Meinungen, die wiederholt werden, bleiben, was sie sind, Meinungen.
Deshalb fällt es mir schwer, einen Dialog zu führen, Fakten vs. Meinung.
Wir haben hier Meinungsfreiheit, du kannst sie unabhängig vom Thema schreiben, das ich mich an Fakten halte und nicht deiner Meinung bin, bin ich deshalb ein schlechter Mensch, oder ich bin für Krieg?
Du schreibst:
Der Glaubens-Dialog zwischen Christen und Juden besteht seit Entstehung,
Die Geschichte widerspricht deiner Meinung.
Die Geschichte widerspricht deiner Meinung.
Aber wie immer Argo, es ist unser Fehler , wir sind nicht Kompromissbereit, nicht Dialogbereit usw, natürlich unser Fehler.
Weißt du, was die meisten Juden eigentlich wollten und wollen?
In Ruhe leben, in Ruhe lieben, in Ruhe Familien gründen, in Ruhe ein Zuhause/Heimat haben, in Ruhe in die Synagoge…
Für meine Familie: nicht vertrieben zu werden, immer und immer werden, nicht verfolgt, keine Shoa.
Die Zeit für Dialogbereitschaft war selten vorhanden und an keinem Punkt der Geschichte hätte Verfolgung und Vertreibung und Tod, hätte Dialog uns gerettet.
LG
Re: Clownis Welt
von pausenclown am 13.02.2026 11:42Hallo.
Mal ein kleines Zwischenfazit von mir.
Ich weiß nicht, wie es euch mit den Postings geht.
In zahlreichen Diskussionen, in denen ich verwickelt war, kamen reflexartig Sätze wie: Haja, gerade die Kreuzzüge, waren keine richtigen Christen. Ich kann diesen Reflex verstehen, aber ich finde das nicht zu Ende gedacht.

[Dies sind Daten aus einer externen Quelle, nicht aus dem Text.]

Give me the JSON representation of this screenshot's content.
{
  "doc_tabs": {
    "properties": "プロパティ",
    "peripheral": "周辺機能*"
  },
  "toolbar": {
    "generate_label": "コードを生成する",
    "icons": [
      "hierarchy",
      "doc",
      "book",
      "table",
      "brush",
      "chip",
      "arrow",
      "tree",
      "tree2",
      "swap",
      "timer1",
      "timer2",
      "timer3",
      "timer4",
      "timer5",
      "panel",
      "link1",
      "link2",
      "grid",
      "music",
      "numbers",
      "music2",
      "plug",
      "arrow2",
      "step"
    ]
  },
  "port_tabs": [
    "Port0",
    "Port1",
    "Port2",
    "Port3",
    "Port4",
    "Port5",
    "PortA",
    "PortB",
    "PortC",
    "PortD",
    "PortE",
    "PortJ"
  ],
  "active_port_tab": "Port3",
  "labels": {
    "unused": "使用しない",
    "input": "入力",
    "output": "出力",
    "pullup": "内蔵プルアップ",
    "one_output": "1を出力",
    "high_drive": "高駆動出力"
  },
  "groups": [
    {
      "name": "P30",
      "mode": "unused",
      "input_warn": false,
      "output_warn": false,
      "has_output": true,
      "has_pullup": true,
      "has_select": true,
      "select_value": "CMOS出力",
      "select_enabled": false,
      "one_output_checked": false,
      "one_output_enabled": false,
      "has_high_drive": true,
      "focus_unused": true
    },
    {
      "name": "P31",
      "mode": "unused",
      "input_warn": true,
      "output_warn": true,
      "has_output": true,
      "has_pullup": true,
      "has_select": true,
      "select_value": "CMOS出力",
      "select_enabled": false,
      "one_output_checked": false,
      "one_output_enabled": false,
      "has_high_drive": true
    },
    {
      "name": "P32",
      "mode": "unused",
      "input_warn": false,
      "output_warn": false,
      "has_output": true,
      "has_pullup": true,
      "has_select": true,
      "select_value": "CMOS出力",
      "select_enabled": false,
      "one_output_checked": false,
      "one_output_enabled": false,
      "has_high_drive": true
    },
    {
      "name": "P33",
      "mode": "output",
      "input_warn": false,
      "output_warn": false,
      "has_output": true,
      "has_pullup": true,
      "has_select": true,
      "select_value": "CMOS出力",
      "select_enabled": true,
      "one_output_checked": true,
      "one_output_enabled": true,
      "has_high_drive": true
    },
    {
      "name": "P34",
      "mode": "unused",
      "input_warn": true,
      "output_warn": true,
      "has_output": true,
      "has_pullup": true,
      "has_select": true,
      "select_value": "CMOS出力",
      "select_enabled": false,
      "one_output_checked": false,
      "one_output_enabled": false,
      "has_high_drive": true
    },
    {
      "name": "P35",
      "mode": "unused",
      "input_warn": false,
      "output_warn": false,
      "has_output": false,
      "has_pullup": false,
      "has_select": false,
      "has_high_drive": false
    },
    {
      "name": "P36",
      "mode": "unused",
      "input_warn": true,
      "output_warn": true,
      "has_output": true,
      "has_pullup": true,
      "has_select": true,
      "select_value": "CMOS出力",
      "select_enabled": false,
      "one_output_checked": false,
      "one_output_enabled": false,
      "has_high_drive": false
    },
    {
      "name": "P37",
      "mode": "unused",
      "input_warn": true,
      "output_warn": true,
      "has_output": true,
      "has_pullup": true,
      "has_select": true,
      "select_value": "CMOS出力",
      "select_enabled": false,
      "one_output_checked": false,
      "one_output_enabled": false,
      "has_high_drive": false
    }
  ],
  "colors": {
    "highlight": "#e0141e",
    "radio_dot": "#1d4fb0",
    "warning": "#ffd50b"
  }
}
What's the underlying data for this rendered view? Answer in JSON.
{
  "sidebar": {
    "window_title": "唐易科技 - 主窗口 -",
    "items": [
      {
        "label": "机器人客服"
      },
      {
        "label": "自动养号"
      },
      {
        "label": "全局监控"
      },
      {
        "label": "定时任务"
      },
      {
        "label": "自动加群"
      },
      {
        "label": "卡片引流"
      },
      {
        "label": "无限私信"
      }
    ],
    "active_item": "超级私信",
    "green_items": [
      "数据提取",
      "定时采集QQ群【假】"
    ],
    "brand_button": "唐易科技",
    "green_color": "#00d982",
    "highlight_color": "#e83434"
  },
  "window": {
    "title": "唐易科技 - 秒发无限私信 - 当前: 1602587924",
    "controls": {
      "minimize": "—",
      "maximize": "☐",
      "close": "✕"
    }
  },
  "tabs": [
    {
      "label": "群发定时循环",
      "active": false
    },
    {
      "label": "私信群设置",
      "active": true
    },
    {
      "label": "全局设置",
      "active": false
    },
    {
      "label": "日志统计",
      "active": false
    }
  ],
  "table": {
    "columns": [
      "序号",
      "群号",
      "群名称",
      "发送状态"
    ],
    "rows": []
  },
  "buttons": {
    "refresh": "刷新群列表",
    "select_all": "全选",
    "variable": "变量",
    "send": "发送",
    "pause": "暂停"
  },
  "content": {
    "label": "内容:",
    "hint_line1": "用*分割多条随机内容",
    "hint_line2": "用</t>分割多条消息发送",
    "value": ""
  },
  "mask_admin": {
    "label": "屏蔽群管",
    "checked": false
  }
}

Es impliziert die Frage: Was ist ein richtiger Christ und wurde es in jeder Epoche anders verstanden und definiert?
Wo die Reise hingeht, wird immer deutlicher.
Im Laufe der Zeit wurde der theologische Rahmen verlassen und die Aspekte Gewalt, Verfolgung und Tod kamen dazu.

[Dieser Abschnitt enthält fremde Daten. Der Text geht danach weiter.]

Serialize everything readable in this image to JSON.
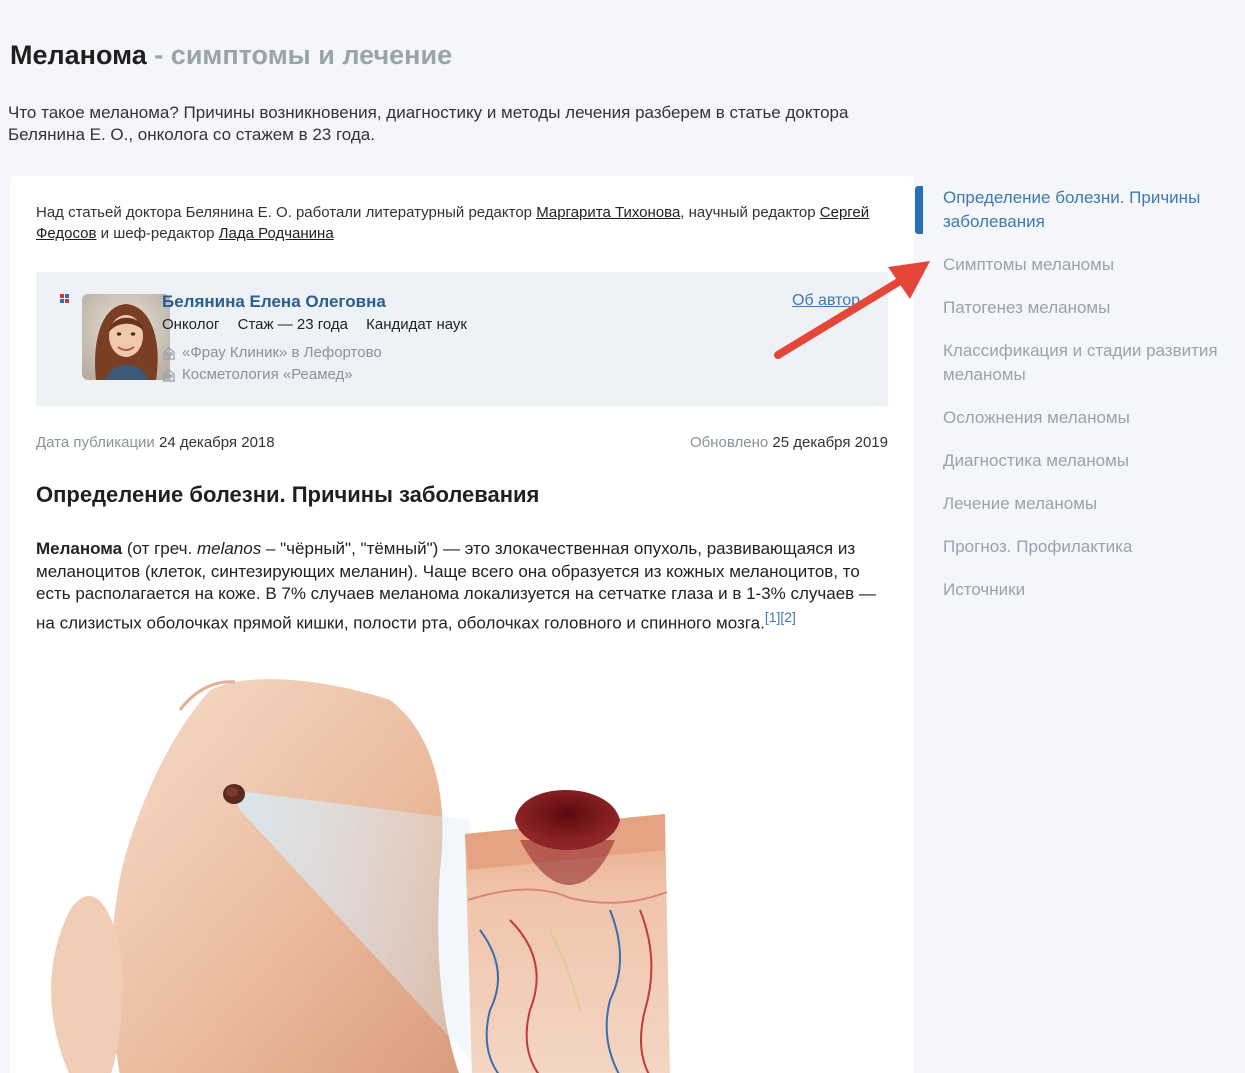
{
  "header": {
    "title": "Меланома",
    "title_separator": "-",
    "title_suffix": "симптомы и лечение",
    "lead": "Что такое меланома? Причины возникновения, диагностику и методы лечения разберем в статье доктора Белянина Е. О., онколога со стажем в 23 года."
  },
  "credits": {
    "prefix": "Над статьей доктора Белянина Е. О. работали литературный редактор",
    "literary_editor": "Маргарита Тихонова",
    "middle": ", научный редактор",
    "science_editor": "Сергей Федосов",
    "and_chief": "и шеф-редактор",
    "chief_editor": "Лада Родчанина"
  },
  "author": {
    "name": "Белянина Елена Олеговна",
    "specialty": "Онколог",
    "experience": "Стаж — 23 года",
    "degree": "Кандидат наук",
    "clinics": [
      "«Фрау Клиник» в Лефортово",
      "Косметология «Реамед»"
    ],
    "about_link": "Об автор"
  },
  "dates": {
    "published_label": "Дата публикации",
    "published": "24 декабря 2018",
    "updated_label": "Обновлено",
    "updated": "25 декабря 2019"
  },
  "article": {
    "section_title": "Определение болезни. Причины заболевания",
    "term": "Меланома",
    "from_greek": "(от греч.",
    "greek_word": "melanos",
    "rest": "– \"чёрный\", \"тёмный\") — это злокачественная опухоль, развивающаяся из меланоцитов (клеток, синтезирующих меланин). Чаще всего она образуется из кожных меланоцитов, то есть располагается на коже. В 7% случаев меланома локализуется на сетчатке глаза и в 1-3% случаев — на слизистых оболочках прямой кишки, полости рта, оболочках головного и спинного мозга.",
    "refs": "[1][2]"
  },
  "toc": {
    "items": [
      "Определение болезни. Причины заболевания",
      "Симптомы меланомы",
      "Патогенез меланомы",
      "Классификация и стадии развития меланомы",
      "Осложнения меланомы",
      "Диагностика меланомы",
      "Лечение меланомы",
      "Прогноз. Профилактика",
      "Источники"
    ]
  },
  "colors": {
    "accent": "#2a6fb1",
    "link": "#3c79b5",
    "muted": "#9aa2ab",
    "arrow": "#e4463a"
  },
  "icons": {
    "clinic": "building-icon",
    "badge": "verified-badge-icon",
    "annotation": "red-arrow-icon"
  }
}
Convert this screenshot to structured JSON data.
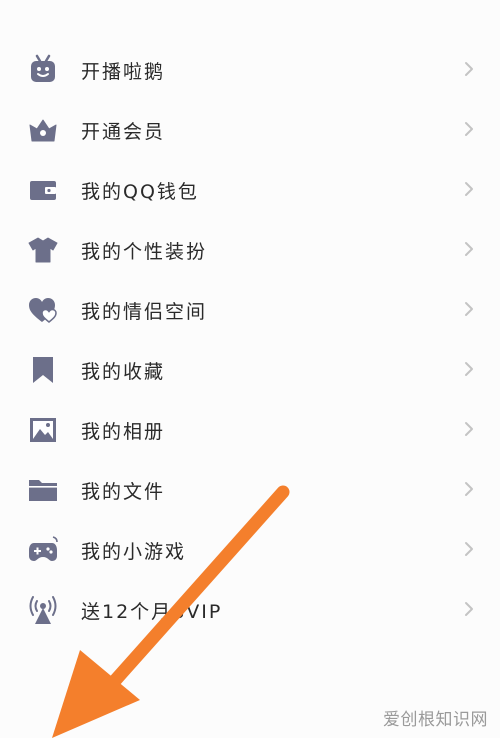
{
  "menu": {
    "items": [
      {
        "label": "开播啦鹅",
        "icon": "live-tv-icon"
      },
      {
        "label": "开通会员",
        "icon": "crown-icon"
      },
      {
        "label": "我的QQ钱包",
        "icon": "wallet-icon"
      },
      {
        "label": "我的个性装扮",
        "icon": "tshirt-icon"
      },
      {
        "label": "我的情侣空间",
        "icon": "couple-heart-icon"
      },
      {
        "label": "我的收藏",
        "icon": "bookmark-icon"
      },
      {
        "label": "我的相册",
        "icon": "photo-album-icon"
      },
      {
        "label": "我的文件",
        "icon": "folder-icon"
      },
      {
        "label": "我的小游戏",
        "icon": "gamepad-icon"
      },
      {
        "label": "送12个月SVIP",
        "icon": "broadcast-tower-icon"
      }
    ]
  },
  "watermark": "爱创根知识网",
  "colors": {
    "icon": "#6c6f8a",
    "text": "#2a2a2a",
    "chevron": "#c4c4c4",
    "arrow": "#f47f2c",
    "background": "#fcfcfc"
  }
}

Und ehrlich, ich kann das nachvollziehen, was es nicht bedeutet, zu tolerieren.
Wenn die Identitätsbildung des Christentums in Abgrenzung zum Jüdischen passierte und zum Fundament dazugehört.
Dieses Fundament wurde ja über die Jahre verfestigt.
Bevor ich falsch verstanden werde, ist die Abgrenzung als Merkmal ein Teil der Identitätsbildung.
Shalom Pausenclown
Re: Clownis Welt
von pausenclown am 13.02.2026 06:53Hallo
Nachdem das Christentum im 4. Jahrhundert zur Staatsreligion aufgestiegen war, änderte sich der Status der Juden grundlegend.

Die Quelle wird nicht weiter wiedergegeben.